Herein, we contend that multivariate entropy is a useful filter for detecting driver genes. Therefore, we calculated the multivariate entropy of the gene expression profiles in four types of cancer, to wit, pancreatic cancer, melanoma, HCC, and squamous cell carcinoma of the lung. For these cancers, we also constructed their corresponding protein-protein interaction (PPI) networks considering the disease stages. We calculated the multivariate entropy for the local networks of PPI from which we estimated the average entropy of PPI networks. In general, the reliable identification of local leading networks and pre-disease stages is not easy to achieve with noisy data and a small number of samples. The identification of biomarkers and the critical states may be inaccurate. In this work, we validated our proposed biomarkers using different statistical tests, such as double filter for the differentially gene expression, from which we selected the genes for constructing the local networks. The Wilcoxon rank sum test was used to test the statistical differences in the average network entropy between the pre-disease and diseased states with the normal state. We searched the biological function of those genes whose entropy changed and some of them are already considered potential therapeutic targets, for example see [
28]. With our analyses, we also found new potential targets whose biological functions are relevant to the normal cell function. We successfully identified the most relevant genes involved in the carcinogenic processes of the four types of cancer with the help of entropic changes in local networks. Their corresponding proteins could be used as potential targets for treatments and as biomarkers of cancer.
2. Materials and Methods
Four series of raw transcriptomic data of the carcinogenesis process were retrieved from the Gene Expression Omnibus (GEO) of the National Center for Biotechnology Information (NCBI). The first one: hepatocellular carcinoma with GEO accession: GSE6764, which has 75 tissue samples (platform: Affymetrix Human Genome U133 Plus 2.0 Array [
29]). The second: melanoma, GEO accession: GSE4587, with 18 samples (platform: Affymetrix Human Genome U133 Plus 2.0 Array [
30]). The third: pancreatic cancer, GEO accession: GSE19650, with 22 samples (platform: Affymetrix Human Genome U133 Plus 2.0 Array [
31]). The fourth: squamous cell carcinoma of the lung, GEO accession: GSE33479, with 122 samples (platform: Agilent-014850 Whole Human Genome Microarray 4 × 44 K G4112F).

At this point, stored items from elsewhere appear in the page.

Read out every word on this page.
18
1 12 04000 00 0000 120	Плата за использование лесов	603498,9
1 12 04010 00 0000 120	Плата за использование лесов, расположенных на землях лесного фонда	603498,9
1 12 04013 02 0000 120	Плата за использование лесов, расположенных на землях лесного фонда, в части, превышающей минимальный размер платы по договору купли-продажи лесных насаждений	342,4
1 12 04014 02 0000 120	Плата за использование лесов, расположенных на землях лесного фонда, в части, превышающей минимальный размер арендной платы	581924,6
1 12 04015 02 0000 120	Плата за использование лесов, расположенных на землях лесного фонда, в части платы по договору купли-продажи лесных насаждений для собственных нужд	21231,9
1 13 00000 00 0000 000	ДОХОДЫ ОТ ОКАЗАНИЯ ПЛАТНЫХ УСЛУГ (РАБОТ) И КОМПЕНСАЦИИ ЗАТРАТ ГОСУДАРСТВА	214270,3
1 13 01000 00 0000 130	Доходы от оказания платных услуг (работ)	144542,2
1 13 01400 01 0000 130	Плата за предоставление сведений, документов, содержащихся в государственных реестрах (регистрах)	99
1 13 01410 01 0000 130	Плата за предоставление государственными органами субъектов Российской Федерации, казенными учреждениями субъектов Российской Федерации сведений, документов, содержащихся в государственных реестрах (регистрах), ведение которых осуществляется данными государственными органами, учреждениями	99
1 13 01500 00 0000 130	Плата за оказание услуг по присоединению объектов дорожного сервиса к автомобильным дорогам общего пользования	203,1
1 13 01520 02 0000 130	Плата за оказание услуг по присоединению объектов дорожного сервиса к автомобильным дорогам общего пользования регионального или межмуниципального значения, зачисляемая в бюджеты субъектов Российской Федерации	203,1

We used the R software with Limma package [
32] according to its manual and the Bioconductor Manual to preprocess and process all the transcriptomic data. Only melanoma and squamous cell carcinoma of the lung were retrieved preprocessed (background corrected, normalized) from GEO. The Limma package was used for differentially gene expression analysis obtaining the respective adjusted
p-value for False Discovery Rate (
FDR) [
32,
33]. Differential gene expression analysis was made between each stage and the normal one. Fold changes were also calculated, and we used a double filter to select the differentially expressed genes. Criteria consist in selecting genes with an adjusted
p-value < 0.05 and Fold Change > 1.5 [
32,
33,
34,
35]. To create the networks of Protein-Protein interactions (PPIs) of each cancer, we used the APID database [
36] which provides protein interaction data for a wide variety of species with a controlled quality using PPI found by experimental evidence. We used data set from quality level 1 (all known interactions). Herein, we used the
Homo sapiens data which were processed and cleaned using the Cytoscape Software version 3.2 [
37]. Cleanup consisted in the deletion of data of other species based on its taxonomic tag, and in the deletion of duplicated edges and nodes. The proteins retrieved from the database were the ones detected by the double filter applied to the differentially gene expression but due to the lack of information of the Human interactome, we only retrieved at least 50% of the proteins coded by the genes detected by the double filter analysis. Then, we obtained the first neighbors for each node in the network using Rcy3 [
38] which allows a connection between R and Cytoscape. The result was used to create the
local networks of each node (protein). We tested the hypothesis that the distribution of expression levels across all the selected genes for the four cancers followed a normal or a log-normal distribution (
Appendix A) [
39]. The density function of the multivariate normal distribution is given by [
3,
38]:
where
x is a random vector,
μ is the mean vector, and Σ is the covariance matrix.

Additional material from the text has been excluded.